Before this code call, the string constant pool has an object of "2", which, after execution, actually calls StringBuilder's append () method class for stitching, and finally creates a "22" object in the heap. at this point, T3 points to the "22" object in the heap .
T4 = "22".
Before this code executes, the string constant pool already has the object "22", all directly returning this object to T4, when T4 points to the object in the string constant pool .

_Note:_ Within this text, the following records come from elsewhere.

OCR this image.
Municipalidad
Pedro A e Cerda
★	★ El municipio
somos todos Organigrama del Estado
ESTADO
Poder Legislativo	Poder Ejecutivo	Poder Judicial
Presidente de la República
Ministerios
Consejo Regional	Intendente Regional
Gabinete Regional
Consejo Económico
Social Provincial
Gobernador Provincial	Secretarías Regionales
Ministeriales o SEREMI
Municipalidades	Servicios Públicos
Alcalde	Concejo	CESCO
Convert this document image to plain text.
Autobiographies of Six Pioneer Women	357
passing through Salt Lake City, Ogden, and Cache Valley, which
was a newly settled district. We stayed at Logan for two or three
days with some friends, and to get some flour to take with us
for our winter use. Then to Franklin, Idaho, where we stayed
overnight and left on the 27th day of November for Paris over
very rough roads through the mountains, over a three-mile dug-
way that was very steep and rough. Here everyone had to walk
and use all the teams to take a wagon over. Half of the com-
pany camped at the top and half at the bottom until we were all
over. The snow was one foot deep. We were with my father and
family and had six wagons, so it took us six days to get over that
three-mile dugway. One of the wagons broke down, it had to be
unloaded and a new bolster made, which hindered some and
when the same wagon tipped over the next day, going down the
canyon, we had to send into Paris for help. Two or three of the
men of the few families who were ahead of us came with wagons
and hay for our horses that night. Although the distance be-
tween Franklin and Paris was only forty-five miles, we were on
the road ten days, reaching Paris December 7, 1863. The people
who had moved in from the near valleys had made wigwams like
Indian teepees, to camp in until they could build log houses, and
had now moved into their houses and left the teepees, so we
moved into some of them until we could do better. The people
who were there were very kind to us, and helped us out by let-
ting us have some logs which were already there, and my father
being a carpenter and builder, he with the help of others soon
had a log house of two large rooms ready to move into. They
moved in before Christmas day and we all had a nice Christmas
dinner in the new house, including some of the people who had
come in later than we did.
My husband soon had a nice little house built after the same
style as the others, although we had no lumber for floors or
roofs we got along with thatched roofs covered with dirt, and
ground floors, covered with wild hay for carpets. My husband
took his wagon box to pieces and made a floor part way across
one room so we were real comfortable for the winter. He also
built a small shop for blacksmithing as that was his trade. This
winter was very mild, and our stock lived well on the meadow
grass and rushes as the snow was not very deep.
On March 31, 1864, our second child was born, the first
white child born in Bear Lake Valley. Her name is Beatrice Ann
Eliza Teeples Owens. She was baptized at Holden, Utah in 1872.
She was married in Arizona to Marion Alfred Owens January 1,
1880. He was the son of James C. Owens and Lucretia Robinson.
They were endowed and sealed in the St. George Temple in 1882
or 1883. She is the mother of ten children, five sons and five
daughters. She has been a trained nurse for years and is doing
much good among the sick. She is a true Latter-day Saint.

So T3 and T4 certainly not the same object Ah, t3.intern this sentence can almost ignore, will not give T3 and t4 any impact.
Question 3
public static void main(String[] args){ Integer a = 1; Integer b = 2; Integer c = 3; Integer d = 3; Integer e = 321; Integer f = 321; Long g = 3L; System.out.println(c == d); System.out.Println(e == f); System.out.println(c == (a + b)); System.out.println(c.equals(a+b)); System.out.println(g == (a + b)); System.out.println(g.equals(a + b));}
For this question, let me briefly say that you may understand.
(1). There is a constant pool of Java basic types encapsulating classes in memory. These classes include
Byte, short, Integer, Long, Character, Boolean. It is important to note that the two classes of float and double do not have a corresponding constant pool.
(2). The above 5 types of integer wrapper classes are only available when the object value is -128~127 to use these constant pools.
(3). In the Zhou Zhiming of the virtual machine there is such a sentence: packaging class
the "= =" Runner does not automatically unboxing without encountering arithmetic operations, and their equals () method does not handle the relationship of the data type, and can infer that if an arithmetic operation is encountered on either side of "= =", it will be automatically disassembled and data type conversion processed.
(4). The Equals method of long will first determine if it is a long type.
(5). Either integer or long, their equals method compares the values.
So:
System.out.println (c = = d).
Because of the constant pool, C and D point to the same object (Note that the = = comparison is the object, that is, the address, not the value). therefore true
System.out.println (E = = f).
Because 321 exceeds 127, the constant pool loses its function, so the E and F values are the same, but not the same object, which is false.
System.out.println (c = = (A+b)).
At this point = = There are arithmetic operations on both sides, unpacking is done, so at this time the value is compared, not the object. Therefore, it is true.
System.out.println (C.equals (a+b))
The values of C and a+b are equal to true.
SYSTEM.OUT.PIRNLN (g = = (A + b))
Because the = = has arithmetic operations on both sides, the comparison is numeric and therefore true.
System.out.println (G.equals (a+b)).
A long type of equal in comparison is the time, will first determine whether A+B is a long type, obviously a+b is not, so false
This is the end of the problem, the above is their own understanding, above if there is something wrong, very welcome to your guidance.
End .
If you think the article is good, may wish to order a praise to go again.